Artists fill festival grounds

Published 12:01 am Sunday, September 21, 2008

NATCHEZ — Funk music reverberated in the air, patrons milled on the expansive lawn and vendors sat eagerly waiting to make a sale.

Historic Jefferson College was alive with people during the Copper Magnolia Festival.

Salongo Lee sat back in the shade, surrounded by his photography, and was eager to share his story and his vision.

Email newsletter signup

Lee was a photojournalist for 15 years, working in Miami, Atlanta and California.

After spending so many years taking pictures of people, he was ready to concentrate on the more abstract.

“I don’t want to shoot any people,” Lee said. “Now I don’t have deadlines, I can shoot what I want.”

And Lee’s focus is unique.

“Right now, since I’m new to Mississippi and the South, I find things that have a regional appeal,” he said.

So, he drives around Mississippi and Louisiana to find all things abandoned and long forgotten.

This could be a truck that has been left behind for so long, weeds shoot through the truck bed and stretch 10 feet high, or a trailer that has been around for so long, it’s hardly noticed and the grass is cut around it.

“Nature will reclaim everything, and that’s kind of what I’m looking at,” Lee said.

This yet-to-be unveiled line of photography will be shown at ArtsNatchez in January, Lee said.

Several tents over, Joey and Debbie Lincoln sat behind a massive collection of unique birdhouses, all jutting their copper-topped heads from the ground.

Debbie Lincoln said she got her inspiration when she was picking up her nephew from his friends’ house and she saw a similar birdhouse in the yard.

When she remarked to the friend’s mother that she liked it, she gave Debbie Lincoln an offer she couldn’t resist.

“She said, “Take it, make one,’” Debbie Lincoln said.

That was 10 years ago, and the duo has been making them ever since.

“We usually go to genuine arts and crafts events,” Joey Lincoln said.

Antebellum homes and school functions draw them in to sell the birdhouses as well.

Working like a well-oiled machine, Debbie Lincoln said she picks up the material and cuts out the copper while Joey Lincoln puts it all together into the finished product.

On the front lawn, decked in black vests and scurrying around, were the Master Gardeners selling their plants.

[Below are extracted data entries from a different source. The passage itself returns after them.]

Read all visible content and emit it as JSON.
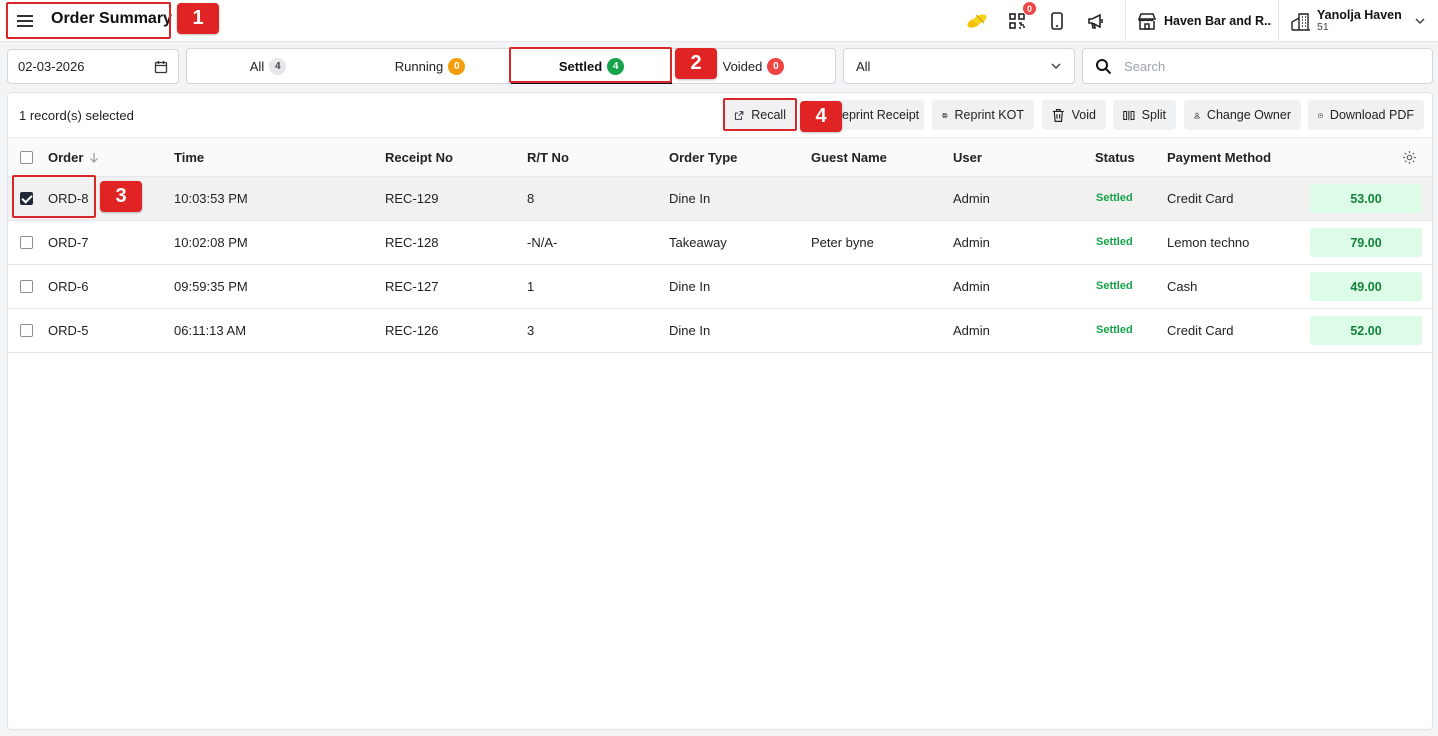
{
  "header": {
    "title": "Order Summary",
    "notification_count": "0",
    "outlet_name": "Haven Bar and R...",
    "company_name": "Yanolja Haven",
    "company_sub": "51"
  },
  "callouts": [
    "1",
    "2",
    "3",
    "4"
  ],
  "filters": {
    "date": "02-03-2026",
    "tabs": [
      {
        "label": "All",
        "count": "4"
      },
      {
        "label": "Running",
        "count": "0"
      },
      {
        "label": "Settled",
        "count": "4"
      },
      {
        "label": "Voided",
        "count": "0"
      }
    ],
    "active_tab": "Settled",
    "select_value": "All",
    "search_placeholder": "Search"
  },
  "toolbar": {
    "selected_text": "1 record(s) selected",
    "recall": "Recall",
    "reprint_receipt": "Reprint Receipt",
    "reprint_kot": "Reprint KOT",
    "void": "Void",
    "split": "Split",
    "change_owner": "Change Owner",
    "download_pdf": "Download PDF"
  },
  "table": {
    "columns": [
      "Order",
      "Time",
      "Receipt No",
      "R/T No",
      "Order Type",
      "Guest Name",
      "User",
      "Status",
      "Payment Method"
    ],
    "rows": [
      {
        "order": "ORD-8",
        "time": "10:03:53 PM",
        "receipt": "REC-129",
        "rt": "8",
        "type": "Dine In",
        "guest": "",
        "user": "Admin",
        "status": "Settled",
        "payment": "Credit Card",
        "amount": "53.00",
        "selected": true
      },
      {
        "order": "ORD-7",
        "time": "10:02:08 PM",
        "receipt": "REC-128",
        "rt": "-N/A-",
        "type": "Takeaway",
        "guest": "Peter byne",
        "user": "Admin",
        "status": "Settled",
        "payment": "Lemon techno",
        "amount": "79.00",
        "selected": false
      },
      {
        "order": "ORD-6",
        "time": "09:59:35 PM",
        "receipt": "REC-127",
        "rt": "1",
        "type": "Dine In",
        "guest": "",
        "user": "Admin",
        "status": "Settled",
        "payment": "Cash",
        "amount": "49.00",
        "selected": false
      },
      {
        "order": "ORD-5",
        "time": "06:11:13 AM",
        "receipt": "REC-126",
        "rt": "3",
        "type": "Dine In",
        "guest": "",
        "user": "Admin",
        "status": "Settled",
        "payment": "Credit Card",
        "amount": "52.00",
        "selected": false
      }
    ]
  },
  "colors": {
    "highlight": "#d9262b",
    "status_green": "#16a34a",
    "amount_bg": "#dcfce7"
  }
}
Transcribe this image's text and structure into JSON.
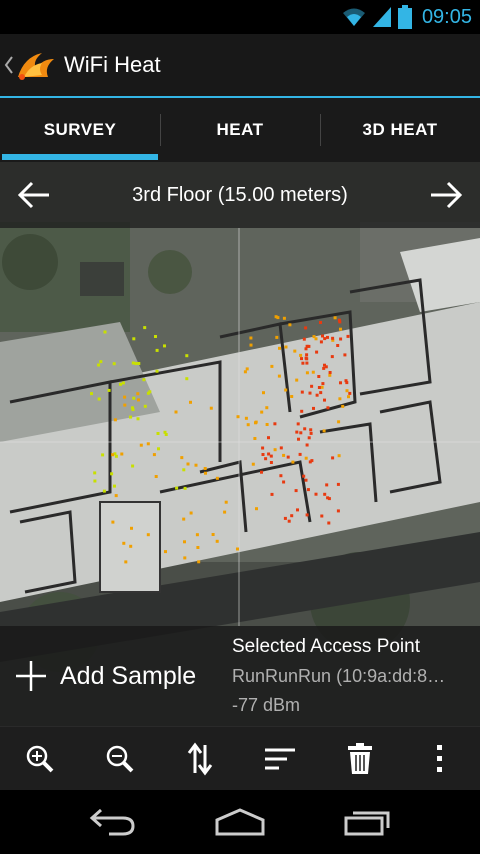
{
  "status_bar": {
    "time": "09:05",
    "icons": [
      "wifi-icon",
      "signal-icon",
      "battery-icon"
    ],
    "accent_color": "#33b5e5"
  },
  "app": {
    "title": "WiFi Heat",
    "logo_icon": "wifi-flame-logo-icon"
  },
  "tabs": [
    {
      "label": "SURVEY",
      "active": true
    },
    {
      "label": "HEAT",
      "active": false
    },
    {
      "label": "3D HEAT",
      "active": false
    }
  ],
  "floor": {
    "label": "3rd Floor (15.00 meters)",
    "prev_icon": "arrow-left-icon",
    "next_icon": "arrow-right-icon"
  },
  "sample": {
    "add_label": "Add Sample",
    "add_icon": "plus-icon"
  },
  "access_point": {
    "title": "Selected Access Point",
    "name": "RunRunRun (10:9a:dd:8…",
    "signal": "-77 dBm"
  },
  "toolbar": {
    "icons": [
      "zoom-in-icon",
      "zoom-out-icon",
      "sort-arrows-icon",
      "sort-lines-icon",
      "trash-icon",
      "overflow-menu-icon"
    ]
  },
  "navbar": {
    "icons": [
      "back-icon",
      "home-icon",
      "recent-apps-icon"
    ]
  },
  "heatmap_colors": {
    "strong": "#c8e000",
    "medium": "#f0a000",
    "weak": "#e83a10"
  }
}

Master Gardener Elaine Gemmell said the gardeners will start planting months, or longer, in advance for the sale.

“Some crepe myrtles (were) started one year ago, two years ago,” Gemmell said.

Patrons could buy a whole plant or could buy a cutting to begin their own planting.

“In the fall, this plant sale, we offer perennial plants that will make it through the winter,” she said.

Also, the Master Gardeners brought in two speakers to give lectures on gardening, which Gemmell said was a large appeal.

“One of the main purposes of Master Gardeners is education,” she said.